The Leafs become a dynasty. They win 5 cups in the next 8 years and are smart about how they do it. At the end of the 10 year cycle, they’re a good team with a decent prospect pool for a team that hasn’t had a top-15 pick in a decade. However, you are not allowed to watch any games on TV, in person, or attend any team events or celebrations like parades. You can watch brief highlight packs on TV only (not online where you can pick and choose), and no game in an hour or game in 6 type things. You are allowed read recaps and discuss things online like this site. You missed the fuck out on a lot, but the team is in good shape at the end of the 10 years so there’s a chance something great could happen again that you’re allowed to witness (note: you still can’t go back and watch the games from the dynasty period, ever).

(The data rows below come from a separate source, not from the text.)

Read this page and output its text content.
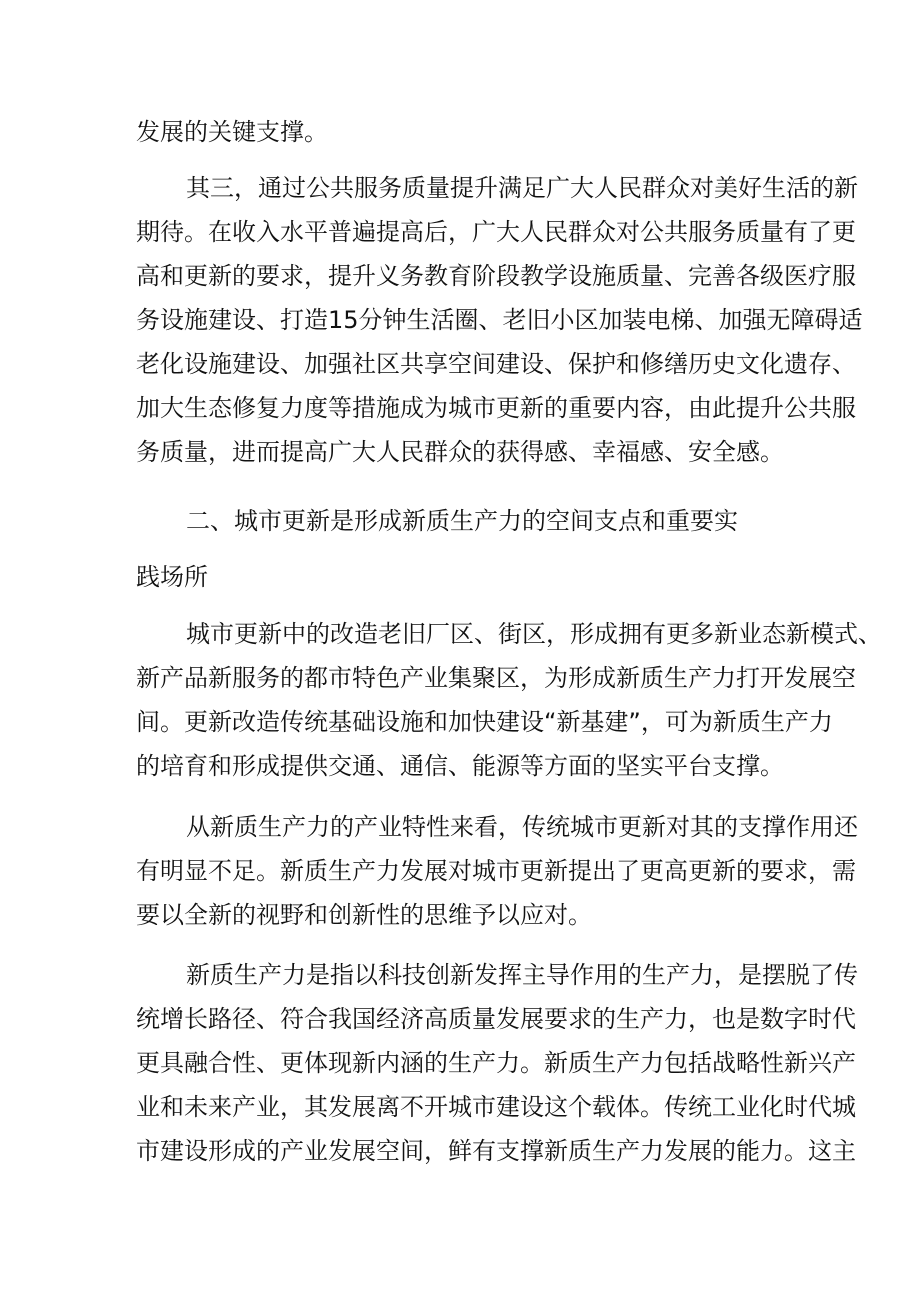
发展的关键支撑。
其三，通过公共服务质量提升满足广大人民群众对美好生活的新
期待。在收入水平普遍提高后，广大人民群众对公共服务质量有了更
高和更新的要求，提升义务教育阶段教学设施质量、完善各级医疗服
务设施建设、打造15分钟生活圈、老旧小区加装电梯、加强无障碍适
老化设施建设、加强社区共享空间建设、保护和修缮历史文化遗存、
加大生态修复力度等措施成为城市更新的重要内容，由此提升公共服
务质量，进而提高广大人民群众的获得感、幸福感、安全感。
二、城市更新是形成新质生产力的空间支点和重要实
践场所
城市更新中的改造老旧厂区、街区，形成拥有更多新业态新模式、
新产品新服务的都市特色产业集聚区，为形成新质生产力打开发展空
间。更新改造传统基础设施和加快建设“新基建”，可为新质生产力
的培育和形成提供交通、通信、能源等方面的坚实平台支撑。
从新质生产力的产业特性来看，传统城市更新对其的支撑作用还
有明显不足。新质生产力发展对城市更新提出了更高更新的要求，需
要以全新的视野和创新性的思维予以应对。
新质生产力是指以科技创新发挥主导作用的生产力，是摆脱了传
统增长路径、符合我国经济高质量发展要求的生产力，也是数字时代
更具融合性、更体现新内涵的生产力。新质生产力包括战略性新兴产
业和未来产业，其发展离不开城市建设这个载体。传统工业化时代城
市建设形成的产业发展空间，鲜有支撑新质生产力发展的能力。这主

The Leafs win one Stanley Cup in the next 5 years, however, they struggle to win another for 5 more but fail. In the latter 5 years, they overpay UFAs and make bad trades, giving away futures in an attempt to stay competitive. At the end of the 10 year cycle of this hypothetical they are in dire straights. You are allowed to watch all the games and everything but there’s no dynasty, and there’s no guarantee they’ll be competitive again for a looong time.

You have to pick one.—Shield

This made me meditate a bunch on fandom.

Why are we fans of a team?  It gives us something to do, and a shared activity to get passionate about.  The idea of a fanbase is that we have a shared passion.  If I couldn’t engage with the team meaningfully I would simply stop caring, and that would include interacting on this site or anywhere else.  At that point, I would be valuing the extreme happiness of one group of fans over all the rest of the fans in the world, on the sole basis that I used to be one.  It’s a bit like doing something to make your brother happy, on the condition that he stops being your brother and you no longer have any real connection to him.

So yeah, y’all get one Cup.  Hey, it’s better than nothing.

What Olympians would you consider signing for Leafs? How much salary and what bonuses if they are over 35?—Mapleson

I’m assuming this is a realism-based scenario and I can’t sign, say, Kirill Kaprizov or Rasmus Dahiln.  Once you add that caveat, none of them.  I wouldn’t want to pay what I think Ilya Kovalchuk will cost this summer and I wouldn’t want anyone else.